Di antara berjejalnya kendaraan bermotor Jakarta, ada 'minoritas ramah lingkungan' yang berharap fasilitas bagi sepeda. Thamrin (48) misalnya, tukang ojek sepeda ontel yang sehari-harinya mangkal di Stasiun Jakarta Kota ini ingin agar pemerintah membangun jalur sepeda yang memadai di sekujur Jakarta. Dengan demikian, aktivitas pesepda bisa lebih terjamin keamanannya. Orang seperti dirinya juga mudah mencari nafkah.

"Jalur khusus sepeda, bisa memudahkan kerja juga," kata Thamrin menyebutkan keinginannya, Kamis (10/1/2019).

Bisakah Jakarta Jadi Kota Ramah Sepeda?Sepeda ontel tukang ojek sepeda di Pasar Pagi Lama Asemka. (Adhi Indra Prasetya/detikcom)

Adi (40), seorang karyawan swasta yang sehari-harinya selalu pulang-pergi dari Rawamangun ke Menteng juga berharap jalur sepeda diperluas. Soalnya, dia selalu merasa was-was bila melewati jalanan bercampur dengan kendaraan-kendaraan bermotor.


"Biar gimana masih was-was kena motor atau kena mobil sih," kata Adi yang memberhentikan sepedanya di Jalan Imam Bonjol, Menteng, Jakarta Pusat.

Apa keinginan mereka terlalu mewah?

Untuk konteks Jakarta, lalu lintas sejauh ini memang bukan didominasi sepeda kayuh, melainkan kendaraan bermotor, baik mobil maupun sepeda motor. Tuntutan jalur sepeda yang memadai rentan dipandang sebagai tuntutan yang terlalu mewah, karena belum menjadi kebutuhan primer pengguna jalan Ibu Kota.

"Sebenarnya kita harus tahu juga, berapa sih sebenarnya pengguna sepeda, apakah sudah begitu banyak untuk kita buatkan jalur khusus tersendiri? Tapi apapun itu bentuknya, kita sudah terus berupaya," kata Kepala Seksi Perencanaan Prasarana Jalan dan Utilitas Dinas Bina Marga DKI Jakarta, Riri Asnita, di kantor Dinas Bina Marga DKI Jakarta, Jalan Taman Jati Baru, Gambir, Jakarta Pusat, Selasa (8/1/2019).



Terpantau di kawasan Melawai, Kebayoran Baru, Jakarta Pusat, tiga jam sejak sore hingga magrib, sepeda jarang melintas. Padahal di sini terdapat jalur sepeda yang kira-kira cukup untuk dua sepeda melaju beriringan.
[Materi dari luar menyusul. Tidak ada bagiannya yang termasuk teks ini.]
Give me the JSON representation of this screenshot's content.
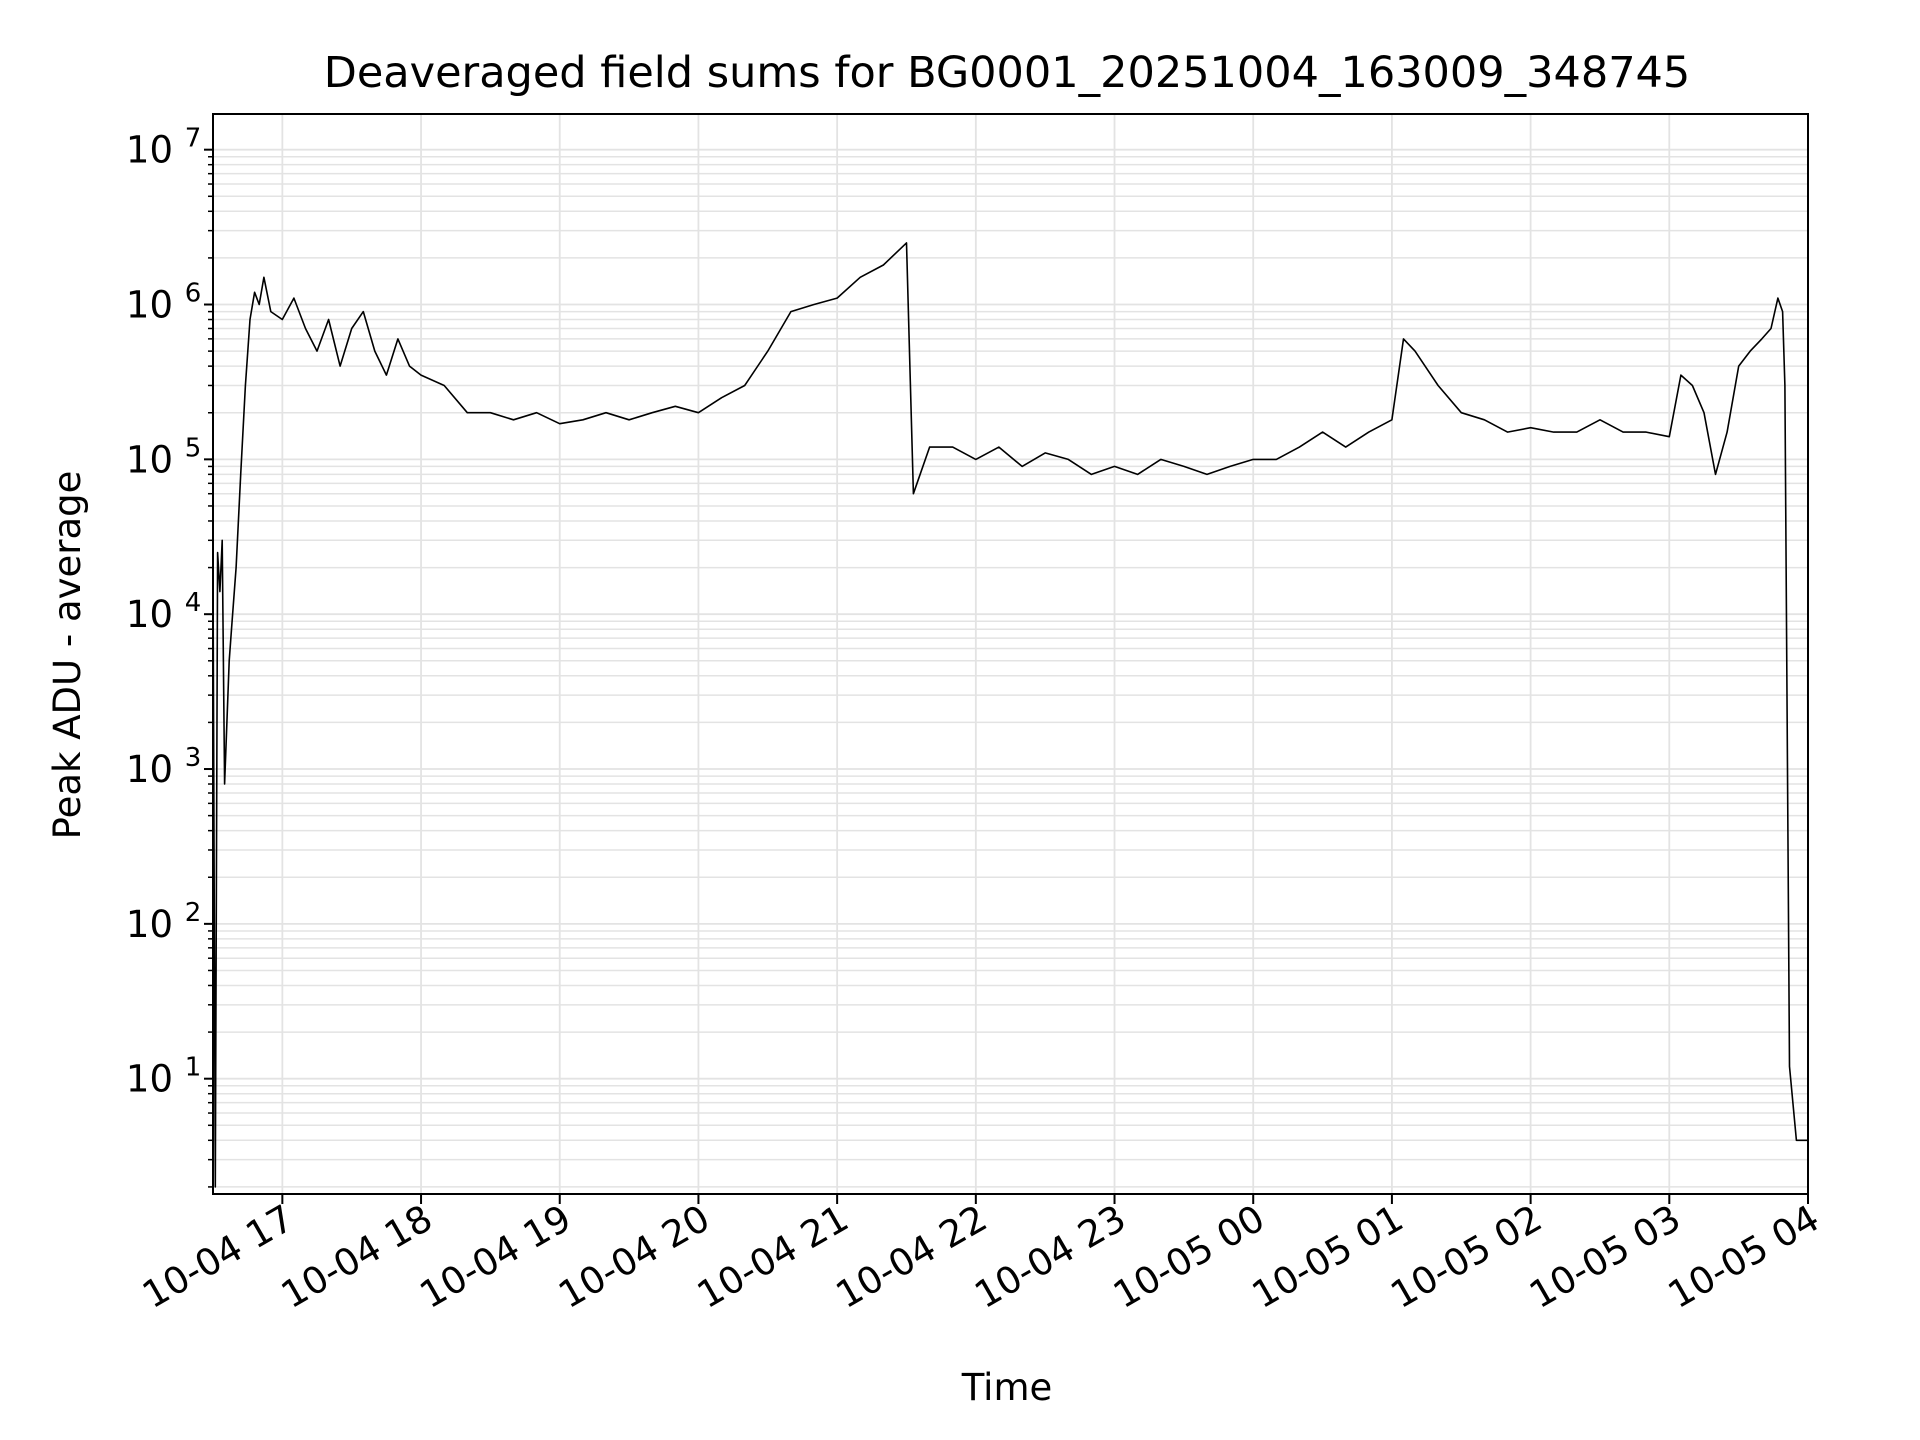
{
  "chart_data": {
    "type": "line",
    "title": "Deaveraged field sums for BG0001_20251004_163009_348745",
    "xlabel": "Time",
    "ylabel": "Peak ADU - average",
    "yscale": "log",
    "ylim": [
      1.8,
      17000000
    ],
    "xlim": [
      "2025-10-04 16:30",
      "2025-10-05 04:00"
    ],
    "grid": true,
    "line_color": "#000000",
    "grid_color": "#e3e3e3",
    "x_ticks": [
      {
        "at": "2025-10-04 17:00",
        "label": "10-04 17"
      },
      {
        "at": "2025-10-04 18:00",
        "label": "10-04 18"
      },
      {
        "at": "2025-10-04 19:00",
        "label": "10-04 19"
      },
      {
        "at": "2025-10-04 20:00",
        "label": "10-04 20"
      },
      {
        "at": "2025-10-04 21:00",
        "label": "10-04 21"
      },
      {
        "at": "2025-10-04 22:00",
        "label": "10-04 22"
      },
      {
        "at": "2025-10-04 23:00",
        "label": "10-04 23"
      },
      {
        "at": "2025-10-05 00:00",
        "label": "10-05 00"
      },
      {
        "at": "2025-10-05 01:00",
        "label": "10-05 01"
      },
      {
        "at": "2025-10-05 02:00",
        "label": "10-05 02"
      },
      {
        "at": "2025-10-05 03:00",
        "label": "10-05 03"
      },
      {
        "at": "2025-10-05 04:00",
        "label": "10-05 04"
      }
    ],
    "y_ticks": [
      {
        "value": 10,
        "base": "10",
        "exp": "1"
      },
      {
        "value": 100,
        "base": "10",
        "exp": "2"
      },
      {
        "value": 1000,
        "base": "10",
        "exp": "3"
      },
      {
        "value": 10000,
        "base": "10",
        "exp": "4"
      },
      {
        "value": 100000,
        "base": "10",
        "exp": "5"
      },
      {
        "value": 1000000,
        "base": "10",
        "exp": "6"
      },
      {
        "value": 10000000,
        "base": "10",
        "exp": "7"
      }
    ],
    "series": [
      {
        "x": [
          "2025-10-04 16:30",
          "2025-10-04 16:31",
          "2025-10-04 16:32",
          "2025-10-04 16:33",
          "2025-10-04 16:34",
          "2025-10-04 16:35",
          "2025-10-04 16:36",
          "2025-10-04 16:37",
          "2025-10-04 16:38",
          "2025-10-04 16:40",
          "2025-10-04 16:42",
          "2025-10-04 16:44",
          "2025-10-04 16:46",
          "2025-10-04 16:48",
          "2025-10-04 16:50",
          "2025-10-04 16:52",
          "2025-10-04 16:55",
          "2025-10-04 17:00",
          "2025-10-04 17:05",
          "2025-10-04 17:10",
          "2025-10-04 17:15",
          "2025-10-04 17:20",
          "2025-10-04 17:25",
          "2025-10-04 17:30",
          "2025-10-04 17:35",
          "2025-10-04 17:40",
          "2025-10-04 17:45",
          "2025-10-04 17:50",
          "2025-10-04 17:55",
          "2025-10-04 18:00",
          "2025-10-04 18:10",
          "2025-10-04 18:20",
          "2025-10-04 18:30",
          "2025-10-04 18:40",
          "2025-10-04 18:50",
          "2025-10-04 19:00",
          "2025-10-04 19:10",
          "2025-10-04 19:20",
          "2025-10-04 19:30",
          "2025-10-04 19:40",
          "2025-10-04 19:50",
          "2025-10-04 20:00",
          "2025-10-04 20:10",
          "2025-10-04 20:20",
          "2025-10-04 20:30",
          "2025-10-04 20:40",
          "2025-10-04 20:50",
          "2025-10-04 21:00",
          "2025-10-04 21:10",
          "2025-10-04 21:20",
          "2025-10-04 21:30",
          "2025-10-04 21:33",
          "2025-10-04 21:40",
          "2025-10-04 21:50",
          "2025-10-04 22:00",
          "2025-10-04 22:10",
          "2025-10-04 22:20",
          "2025-10-04 22:30",
          "2025-10-04 22:40",
          "2025-10-04 22:50",
          "2025-10-04 23:00",
          "2025-10-04 23:10",
          "2025-10-04 23:20",
          "2025-10-04 23:30",
          "2025-10-04 23:40",
          "2025-10-04 23:50",
          "2025-10-05 00:00",
          "2025-10-05 00:10",
          "2025-10-05 00:20",
          "2025-10-05 00:30",
          "2025-10-05 00:40",
          "2025-10-05 00:50",
          "2025-10-05 01:00",
          "2025-10-05 01:05",
          "2025-10-05 01:10",
          "2025-10-05 01:20",
          "2025-10-05 01:30",
          "2025-10-05 01:40",
          "2025-10-05 01:50",
          "2025-10-05 02:00",
          "2025-10-05 02:10",
          "2025-10-05 02:20",
          "2025-10-05 02:30",
          "2025-10-05 02:40",
          "2025-10-05 02:50",
          "2025-10-05 03:00",
          "2025-10-05 03:05",
          "2025-10-05 03:10",
          "2025-10-05 03:15",
          "2025-10-05 03:20",
          "2025-10-05 03:25",
          "2025-10-05 03:30",
          "2025-10-05 03:35",
          "2025-10-05 03:40",
          "2025-10-05 03:44",
          "2025-10-05 03:47",
          "2025-10-05 03:49",
          "2025-10-05 03:50",
          "2025-10-05 03:52",
          "2025-10-05 03:55",
          "2025-10-05 04:00"
        ],
        "y": [
          20000,
          2,
          25000,
          14000,
          30000,
          800,
          2000,
          5000,
          8000,
          20000,
          80000,
          300000,
          800000,
          1200000,
          1000000,
          1500000,
          900000,
          800000,
          1100000,
          700000,
          500000,
          800000,
          400000,
          700000,
          900000,
          500000,
          350000,
          600000,
          400000,
          350000,
          300000,
          200000,
          200000,
          180000,
          200000,
          170000,
          180000,
          200000,
          180000,
          200000,
          220000,
          200000,
          250000,
          300000,
          500000,
          900000,
          1000000,
          1100000,
          1500000,
          1800000,
          2500000,
          60000,
          120000,
          120000,
          100000,
          120000,
          90000,
          110000,
          100000,
          80000,
          90000,
          80000,
          100000,
          90000,
          80000,
          90000,
          100000,
          100000,
          120000,
          150000,
          120000,
          150000,
          180000,
          600000,
          500000,
          300000,
          200000,
          180000,
          150000,
          160000,
          150000,
          150000,
          180000,
          150000,
          150000,
          140000,
          350000,
          300000,
          200000,
          80000,
          150000,
          400000,
          500000,
          600000,
          700000,
          1100000,
          900000,
          300000,
          12,
          4,
          4
        ]
      }
    ]
  }
}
Melihat sepinya jalur sepeda, maka kendaraan bermotor memanfaatkan jalur itu juga saat lalu lintas memadat. Selain itu, terdapat beberapa lokasi di jalur sepeda yang dipakai para pengemudi bajaj, pengemudi ojek online, bahkan pemilik mobil pribadi untuk memarkirkan kendaraannya. Deretan bajaj yang terparkir rapi di jalur sepeda bisa ditemui antara lain di depan Bank BCA, Melawai Plaza, Restoran Kwetiau Sapi Blok M, dan seberang Halte Taman Melawai.

Bisakah Jakarta Jadi Kota Ramah Sepeda?Foto: Jalur sepeda di Jakarta. (Danu Damarjati/detikcom)
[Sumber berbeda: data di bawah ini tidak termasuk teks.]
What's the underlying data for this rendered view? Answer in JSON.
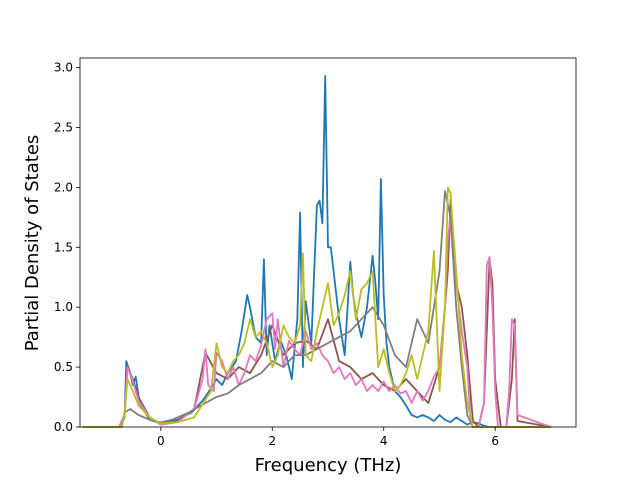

Tuntutan akan adanya pengembangan jalur sepeda bisa juga tidak terlalu mewah, namun menjadi tuntutan yang rasional. Polda Metro Jaya pernah menyoroti kecelakaan yang melibatkan pesepeda, setahun lalu. Saat itu, sedang hangat diperbincangkan peristiwa ditabraknya Produser RTV Raden Sandy Syafiek oleh mobil SUV B-2765-SBM saat Sandy menaiki sepeda di Jl Gatot Subroto pada 10 Februari 2018.

Kecelakaan seperti itu sering terjadi di jalan yang tak dilengkapi jalur sepeda. Kepala Sub Direktorat Penegakkan Hukum Direktorat Lalu Lintas Polda Metro Jaya, AKBP Budiyanto, menjelaskan jalur sepeda di Jakarta masih minim.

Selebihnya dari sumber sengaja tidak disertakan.